Tigar’s ruling prompted Trump to call the jurist an “Obama judge” and blast the 9th Circuit in general as a “disgrace.” Tigar was appointed to the bench by Democratic former President Barack Obama.

Trump’s comments led to an extraordinary response from the normally reticent Roberts, who defended the independence of the federal judiciary and wrote in a public response to Trump on Nov. 21, “We do not have Obama judges or Trump judges, Bush judges or Clinton judges.”
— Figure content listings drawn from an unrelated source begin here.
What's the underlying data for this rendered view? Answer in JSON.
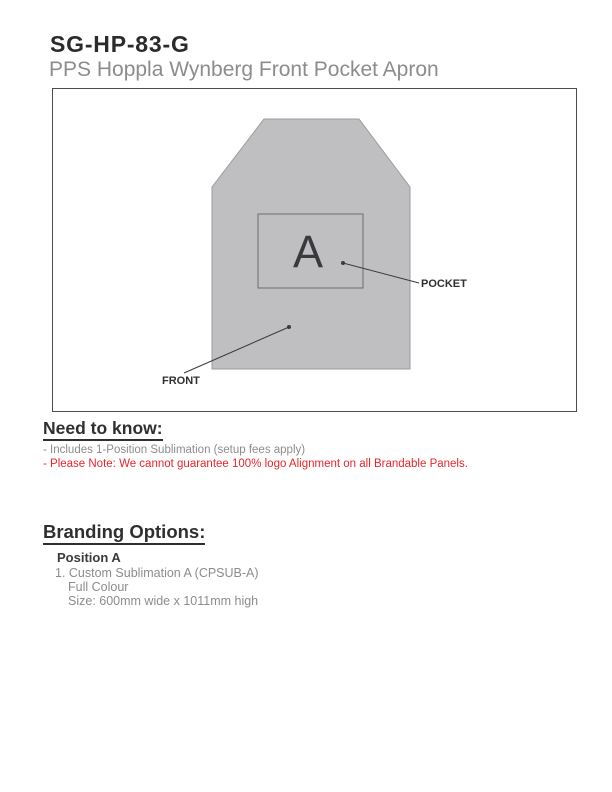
{
  "header": {
    "product_code": "SG-HP-83-G",
    "product_name": "PPS Hoppla Wynberg Front Pocket Apron"
  },
  "diagram": {
    "position_marker": "A",
    "pocket_label": "POCKET",
    "front_label": "FRONT"
  },
  "need_to_know": {
    "heading": "Need to know:",
    "items": [
      "- Includes 1-Position Sublimation (setup fees apply)",
      "- Please Note: We cannot guarantee 100% logo Alignment on all Brandable Panels."
    ]
  },
  "branding_options": {
    "heading": "Branding Options:",
    "positions": [
      {
        "name": "Position A",
        "lines": [
          "1. Custom Sublimation A (CPSUB-A)",
          "Full Colour",
          "Size: 600mm wide x 1011mm high"
        ]
      }
    ]
  },
  "colors": {
    "apron_fill": "#bfbfc1",
    "apron_border": "#9b9b9d",
    "pocket_border": "#6e6e70",
    "heading_dark": "#2f2f2f",
    "body_gray": "#8c8c8c",
    "warning_red": "#e8252c"
  }
}
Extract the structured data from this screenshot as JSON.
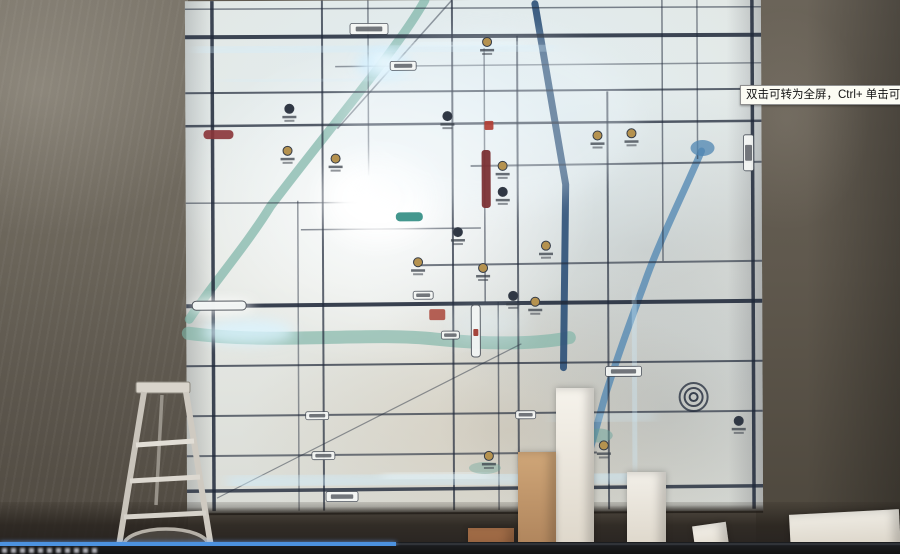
{
  "tooltip": {
    "text": "双击可转为全屏，Ctrl+ 单击可转为全屏",
    "bg": "#fcfcf4",
    "border": "#8f8f8f"
  },
  "player": {
    "progress_fraction": 0.44,
    "progress_color": "#4c92e0",
    "track_color": "#3a3e44",
    "bar_color": "#141414"
  },
  "palette": {
    "wall_brown_grey": "#6b655a",
    "map_white": "#e7eae6",
    "led_cyan": "#cfeeff",
    "road_dark": "#20293a",
    "river_teal": "#7cb4a6",
    "river_blue": "#4f85b2",
    "expressway_blue": "#30527a",
    "accent_maroon": "#7b3034",
    "accent_red": "#a63c30",
    "logo_gold": "#b5924f"
  },
  "scene": {
    "map": {
      "road_color": "#20293a",
      "roads": [
        [
          0,
          8,
          576,
          8,
          1.5,
          0.55
        ],
        [
          0,
          36,
          576,
          36,
          4,
          0.85
        ],
        [
          150,
          66,
          576,
          64,
          1.5,
          0.45
        ],
        [
          0,
          92,
          576,
          90,
          2,
          0.7
        ],
        [
          0,
          125,
          576,
          122,
          2.5,
          0.75
        ],
        [
          285,
          166,
          576,
          163,
          2,
          0.6
        ],
        [
          0,
          202,
          175,
          202,
          1.5,
          0.5
        ],
        [
          115,
          229,
          295,
          228,
          1.5,
          0.5
        ],
        [
          235,
          265,
          576,
          262,
          2,
          0.6
        ],
        [
          0,
          305,
          576,
          302,
          4,
          0.88
        ],
        [
          0,
          365,
          576,
          362,
          2,
          0.7
        ],
        [
          0,
          415,
          576,
          412,
          2,
          0.65
        ],
        [
          0,
          455,
          410,
          453,
          2,
          0.6
        ],
        [
          0,
          490,
          576,
          487,
          3.5,
          0.8
        ],
        [
          27,
          0,
          27,
          510,
          3.5,
          0.85
        ],
        [
          112,
          200,
          112,
          510,
          1.5,
          0.45
        ],
        [
          137,
          0,
          137,
          510,
          2,
          0.7
        ],
        [
          183,
          0,
          183,
          175,
          1.5,
          0.5
        ],
        [
          267,
          0,
          267,
          510,
          2,
          0.7
        ],
        [
          299,
          48,
          299,
          302,
          1.5,
          0.55
        ],
        [
          312,
          302,
          312,
          510,
          1.5,
          0.55
        ],
        [
          332,
          36,
          332,
          510,
          2,
          0.65
        ],
        [
          422,
          92,
          422,
          510,
          2,
          0.65
        ],
        [
          477,
          0,
          477,
          262,
          1.5,
          0.55
        ],
        [
          512,
          0,
          512,
          160,
          1.5,
          0.5
        ],
        [
          567,
          0,
          567,
          510,
          3.5,
          0.85
        ],
        [
          267,
          0,
          152,
          128,
          1.5,
          0.45
        ],
        [
          30,
          497,
          335,
          344,
          1.2,
          0.45
        ]
      ],
      "bands": [
        [
          "M240,0 C215,45 150,120 85,205 C60,245 25,285 3,318",
          "#7cb4a6",
          9,
          0.7
        ],
        [
          "M2,332 C90,344 180,331 250,339 C305,345 355,344 383,338",
          "#7cb4a6",
          13,
          0.65
        ],
        [
          "M516,152 C495,200 472,245 458,285 C444,322 430,360 418,398 C410,428 402,452 397,474",
          "#4f85b2",
          7,
          0.75
        ],
        [
          "M350,4 L380,185 L377,368",
          "#30527a",
          7,
          0.92
        ]
      ],
      "glows": [
        {
          "k": "e",
          "v": [
            192,
            198,
            54,
            42,
            "#ffffff",
            0.95,
            "b12"
          ]
        },
        {
          "k": "e",
          "v": [
            188,
            196,
            28,
            22,
            "#ffffff",
            1,
            "b6"
          ]
        },
        {
          "k": "e",
          "v": [
            198,
            64,
            26,
            15,
            "#cdeeff",
            0.85,
            "b6"
          ]
        },
        {
          "k": "e",
          "v": [
            199,
            62,
            12,
            8,
            "#f0fbff",
            0.9,
            "b6"
          ]
        },
        {
          "k": "l",
          "v": [
            15,
            50,
            365,
            47,
            9,
            "#cfeeff",
            0.55,
            "b6"
          ]
        },
        {
          "k": "l",
          "v": [
            230,
            45,
            330,
            43,
            10,
            "#e8f8ff",
            0.6,
            "b6"
          ]
        },
        {
          "k": "l",
          "v": [
            40,
            80,
            230,
            79,
            6,
            "#cfeeff",
            0.4,
            "b6"
          ]
        },
        {
          "k": "l",
          "v": [
            38,
            60,
            38,
            210,
            7,
            "#cfeeff",
            0.5,
            "b6"
          ]
        },
        {
          "k": "e",
          "v": [
            62,
            331,
            46,
            13,
            "#dbf4ff",
            0.8,
            "b6"
          ]
        },
        {
          "k": "l",
          "v": [
            45,
            482,
            445,
            477,
            12,
            "#cfeeff",
            0.65,
            "b6"
          ]
        },
        {
          "k": "l",
          "v": [
            200,
            477,
            300,
            474,
            11,
            "#eefaff",
            0.55,
            "b6"
          ]
        },
        {
          "k": "l",
          "v": [
            447,
            298,
            449,
            466,
            9,
            "#cfeeff",
            0.6,
            "b6"
          ]
        },
        {
          "k": "l",
          "v": [
            370,
            420,
            465,
            416,
            8,
            "#cfeeff",
            0.45,
            "b6"
          ]
        },
        {
          "k": "e",
          "v": [
            302,
            326,
            40,
            12,
            "#dff2fb",
            0.5,
            "b12"
          ]
        },
        {
          "k": "e",
          "v": [
            35,
            305,
            32,
            7,
            "#ffffff",
            0.85,
            "b6"
          ]
        },
        {
          "k": "e",
          "v": [
            300,
            120,
            150,
            90,
            "#eef6fa",
            0.3,
            "b12"
          ]
        }
      ],
      "accents": [
        [
          "r",
          296,
          150,
          9,
          58,
          "#7b3034",
          0.95,
          3,
          ""
        ],
        [
          "r",
          18,
          129,
          30,
          9,
          "#8a3438",
          0.9,
          4,
          ""
        ],
        [
          "r",
          6,
          300,
          54,
          9,
          "#f4f7f6",
          0.97,
          4,
          "#50555c"
        ],
        [
          "r",
          210,
          212,
          27,
          9,
          "#2f8c82",
          0.9,
          4,
          ""
        ],
        [
          "r",
          243,
          309,
          16,
          11,
          "#a63c30",
          0.8,
          2,
          ""
        ],
        [
          "r",
          299,
          121,
          9,
          9,
          "#b03a30",
          0.9,
          1.5,
          ""
        ],
        [
          "r",
          285,
          305,
          9,
          52,
          "#f2f5f4",
          0.95,
          3,
          "#555b63"
        ],
        [
          "r",
          287,
          329,
          5,
          7,
          "#a03b32",
          0.95,
          1,
          ""
        ],
        [
          "c",
          507,
          398,
          4,
          "#20293a",
          2,
          0.85
        ],
        [
          "c",
          507,
          398,
          9,
          "#20293a",
          2,
          0.8
        ],
        [
          "c",
          507,
          398,
          14,
          "#20293a",
          2,
          0.75
        ],
        [
          "el",
          517,
          149,
          12,
          8,
          "#4f85b2",
          0.75
        ],
        [
          "el",
          412,
          436,
          14,
          7,
          "#6aa49b",
          0.5
        ],
        [
          "el",
          298,
          468,
          16,
          6,
          "#6aa49b",
          0.4
        ]
      ],
      "pills": [
        [
          165,
          23,
          38,
          11
        ],
        [
          205,
          61,
          26,
          9
        ],
        [
          558,
          136,
          10,
          36
        ],
        [
          119,
          411,
          23,
          8
        ],
        [
          125,
          451,
          23,
          8
        ],
        [
          139,
          491,
          32,
          10
        ],
        [
          419,
          367,
          36,
          10
        ],
        [
          227,
          291,
          20,
          8
        ],
        [
          255,
          331,
          18,
          8
        ],
        [
          329,
          411,
          20,
          8
        ]
      ],
      "logos": [
        [
          104,
          108
        ],
        [
          102,
          150
        ],
        [
          150,
          158
        ],
        [
          262,
          116
        ],
        [
          302,
          42
        ],
        [
          317,
          166
        ],
        [
          317,
          192
        ],
        [
          412,
          136
        ],
        [
          446,
          134
        ],
        [
          272,
          232
        ],
        [
          232,
          262
        ],
        [
          297,
          268
        ],
        [
          327,
          296
        ],
        [
          349,
          302
        ],
        [
          417,
          446
        ],
        [
          552,
          422
        ],
        [
          302,
          456
        ],
        [
          360,
          246
        ]
      ]
    },
    "foam_blocks": [
      {
        "left": 556,
        "top": 388,
        "w": 38,
        "h": 166,
        "c1": "#f6f3ec",
        "c2": "#ddd6c9",
        "rot": 0
      },
      {
        "left": 518,
        "top": 452,
        "w": 38,
        "h": 102,
        "c1": "#cfa678",
        "c2": "#ad825a",
        "rot": 0
      },
      {
        "left": 627,
        "top": 472,
        "w": 39,
        "h": 82,
        "c1": "#f2efe8",
        "c2": "#dcd5c8",
        "rot": 0
      },
      {
        "left": 694,
        "top": 524,
        "w": 34,
        "h": 30,
        "c1": "#f3f0e9",
        "c2": "#ded7ca",
        "rot": -8
      },
      {
        "left": 790,
        "top": 512,
        "w": 110,
        "h": 42,
        "c1": "#efece4",
        "c2": "#d8d1c4",
        "rot": -3
      },
      {
        "left": 468,
        "top": 528,
        "w": 46,
        "h": 26,
        "c1": "#a8714a",
        "c2": "#8a5a3a",
        "rot": 0
      }
    ]
  }
}
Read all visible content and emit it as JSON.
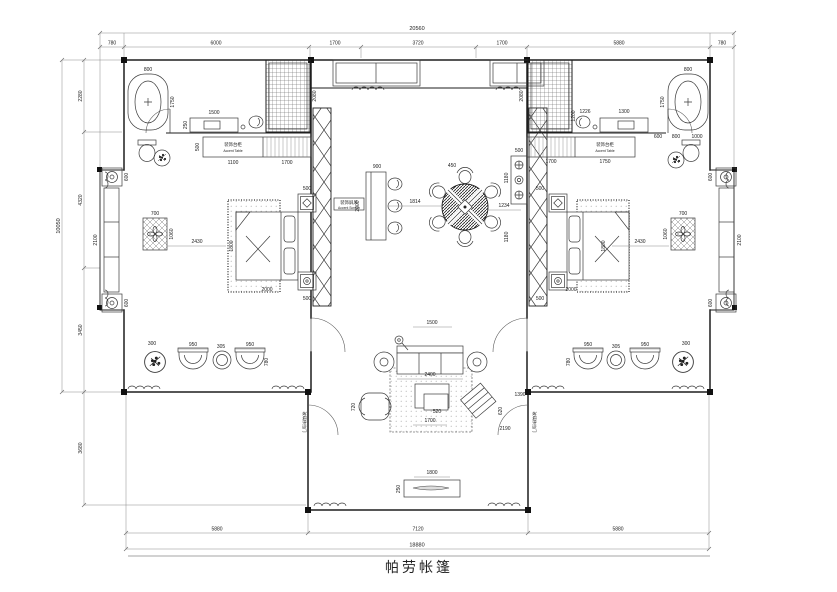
{
  "title": "帕劳帐篷",
  "dimensions": {
    "top_total": "20560",
    "top_segments": [
      "780",
      "6000",
      "1700",
      "3720",
      "1700",
      "5880",
      "780"
    ],
    "bottom_segments": [
      "5880",
      "7120",
      "5880"
    ],
    "bottom_total": "18880",
    "left_segments": [
      "2280",
      "4320",
      "3450",
      "3680"
    ],
    "left_total": "10050"
  },
  "labels": {
    "accent_table_cn": "装饰台柜",
    "accent_table_en": "Accent Table",
    "accent_screen_cn": "装饰屏风",
    "accent_screen_en": "Accent Screen",
    "glass_door": "玻璃移拉门"
  },
  "plan_dims": [
    "800",
    "1750",
    "1500",
    "250",
    "1100",
    "1700",
    "500",
    "2080",
    "700",
    "1060",
    "2430",
    "1800",
    "2000",
    "500",
    "500",
    "2100",
    "600",
    "600",
    "950",
    "305",
    "950",
    "780",
    "300",
    "900",
    "2000",
    "1814",
    "450",
    "1234",
    "500",
    "1180",
    "1180",
    "1500",
    "2400",
    "520",
    "1700",
    "620",
    "1390",
    "2190",
    "720",
    "1800",
    "250",
    "2080",
    "1226",
    "1300",
    "800",
    "1750",
    "1700",
    "1750",
    "600",
    "800",
    "1000",
    "1200",
    "500",
    "500",
    "700",
    "1060",
    "2430",
    "2000",
    "1800",
    "2100",
    "600",
    "600",
    "950",
    "305",
    "950",
    "780",
    "300"
  ],
  "colors": {
    "line": "#1e1e1e",
    "dim": "#8a8a8a",
    "bg": "#ffffff"
  }
}
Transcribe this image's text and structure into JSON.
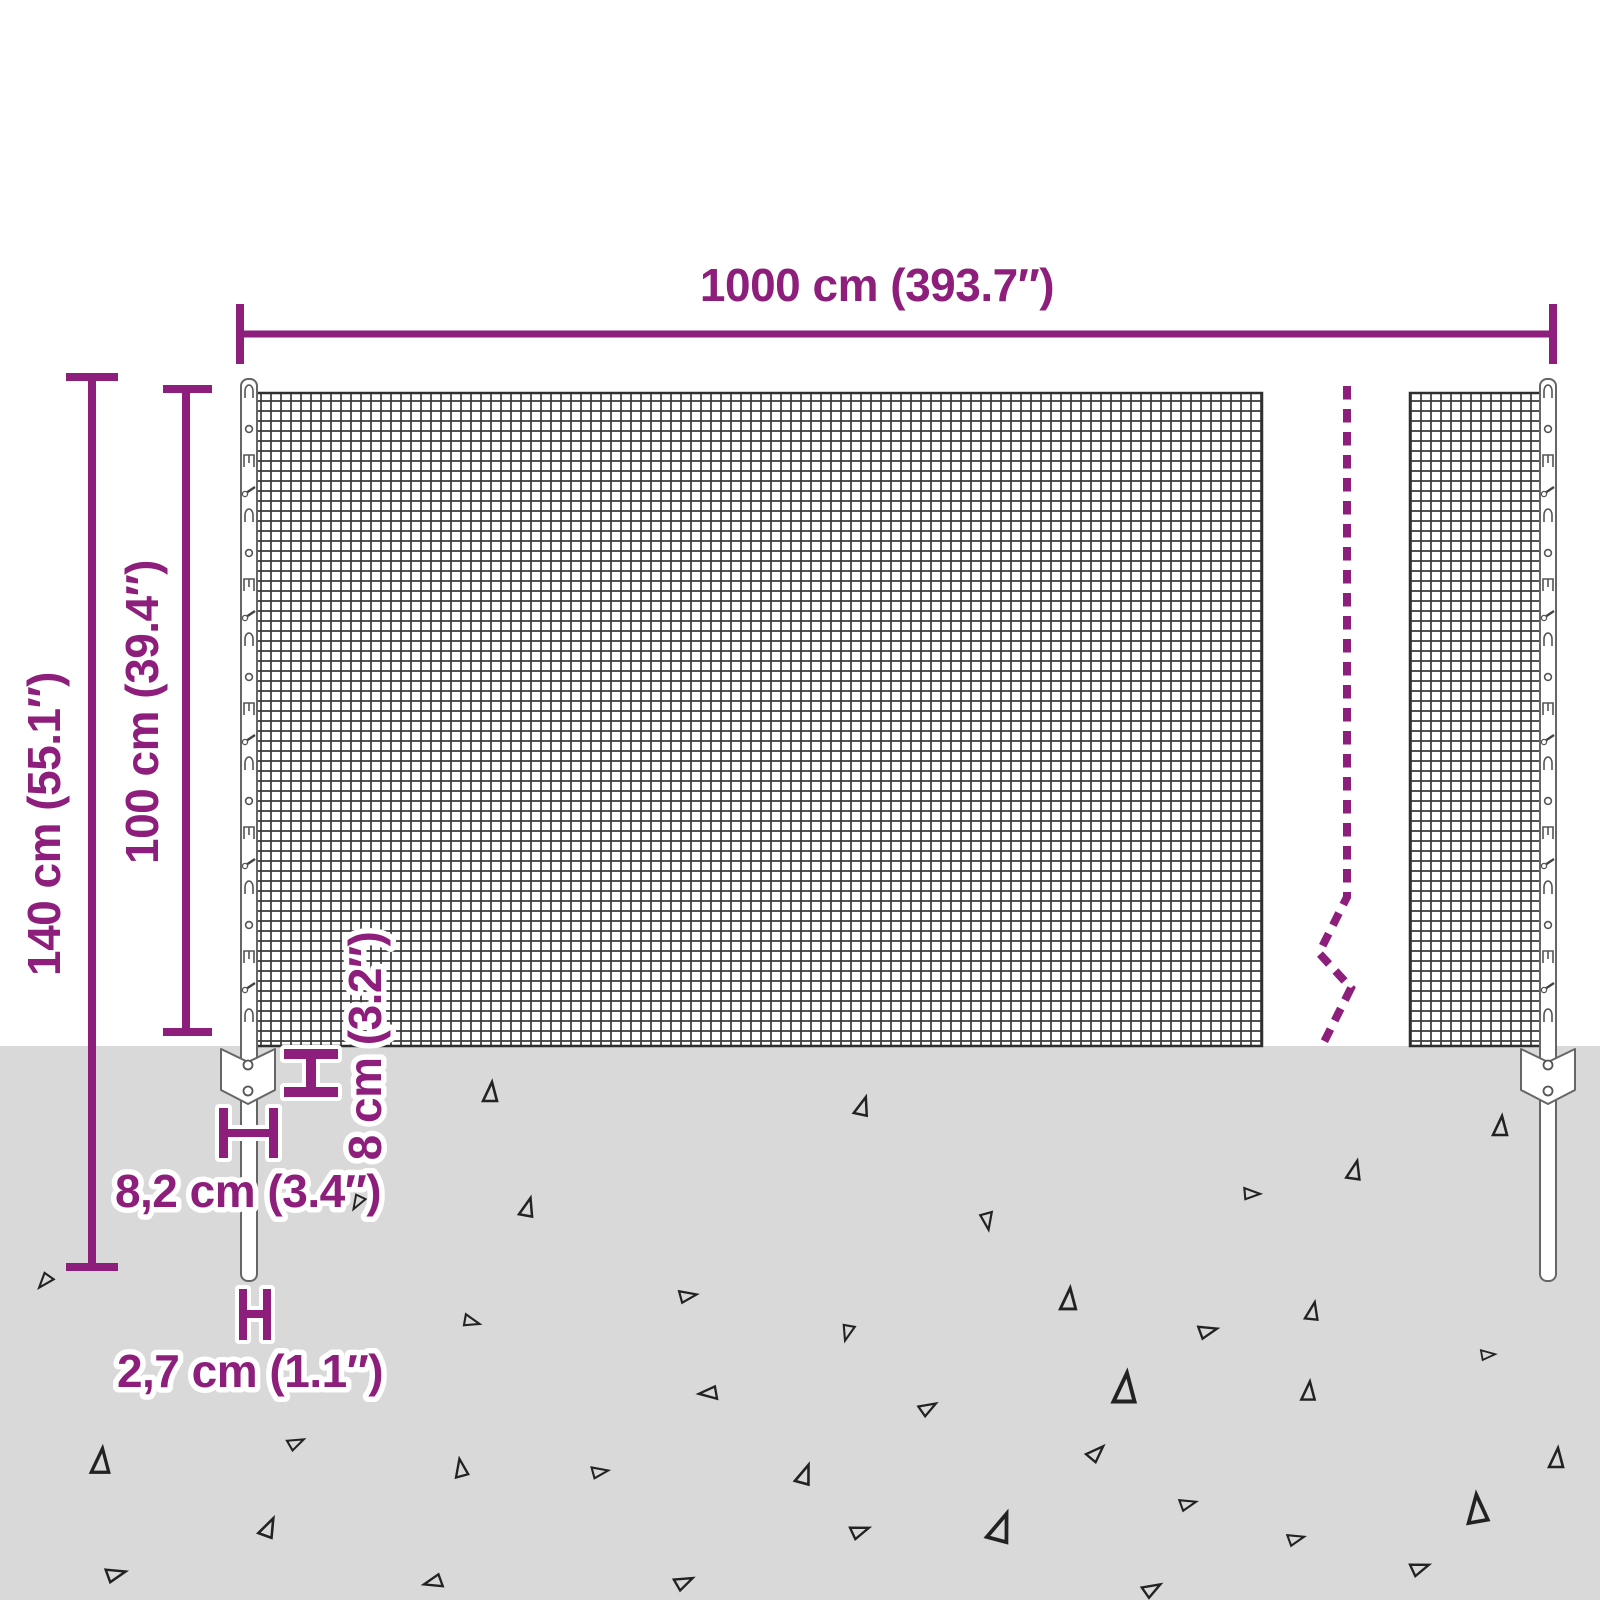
{
  "diagram_type": "fence-dimension-diagram",
  "colors": {
    "accent": "#8e1e7b",
    "ground": "#d9d9d9",
    "mesh": "#3a3a3a",
    "mesh_edge": "#2f2f2f",
    "post_outline": "#666666",
    "triangle": "#222222"
  },
  "labels": {
    "total_width": "1000 cm (393.7″)",
    "total_height": "140 cm (55.1″)",
    "mesh_height": "100 cm (39.4″)",
    "anchor_offset": "8 cm (3.2″)",
    "bracket_width": "8,2 cm (3.4″)",
    "post_diameter": "2,7 cm (1.1″)"
  }
}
The port-of-entry restrictions, due to expire after 90 days, were made through a presidential proclamation Trump issued on Nov. 9 alongside a new administration rule. The administration has sought ways to block thousands of Central American men, women and children traveling in caravans to escape violence and poverty in their home countries from entering the United States, with Trump calling them a national security threat.

Illegal crossings at the southern border have dropped dramatically since the late 1970s, but in recent years, applications for asylum have ballooned and more Central American families and unaccompanied children are migrating to the United States.  

Trump’s proclamation stated that mass migration on the border had precipitated a crisis and he was acting to protect the U.S. national interest. Trump’s policy was crafted to alter American asylum laws that have given people fleeing persecution and violence in their homelands the ability to seek sanctuary in the United States.

The Supreme Court in June backed Trump in another major immigration-related case when the justices in a 5-4 ruling endorsed the legality of the Republican president’s travel ban on people from several Muslim-majority nations. Roberts joined the court’s other conservatives in that ruling.

On Wednesday, a different judge blocked another of Trump’s asylum-related orders, this one aimed at restricting asylum claims by people citing gang or domestic violence in their home countries.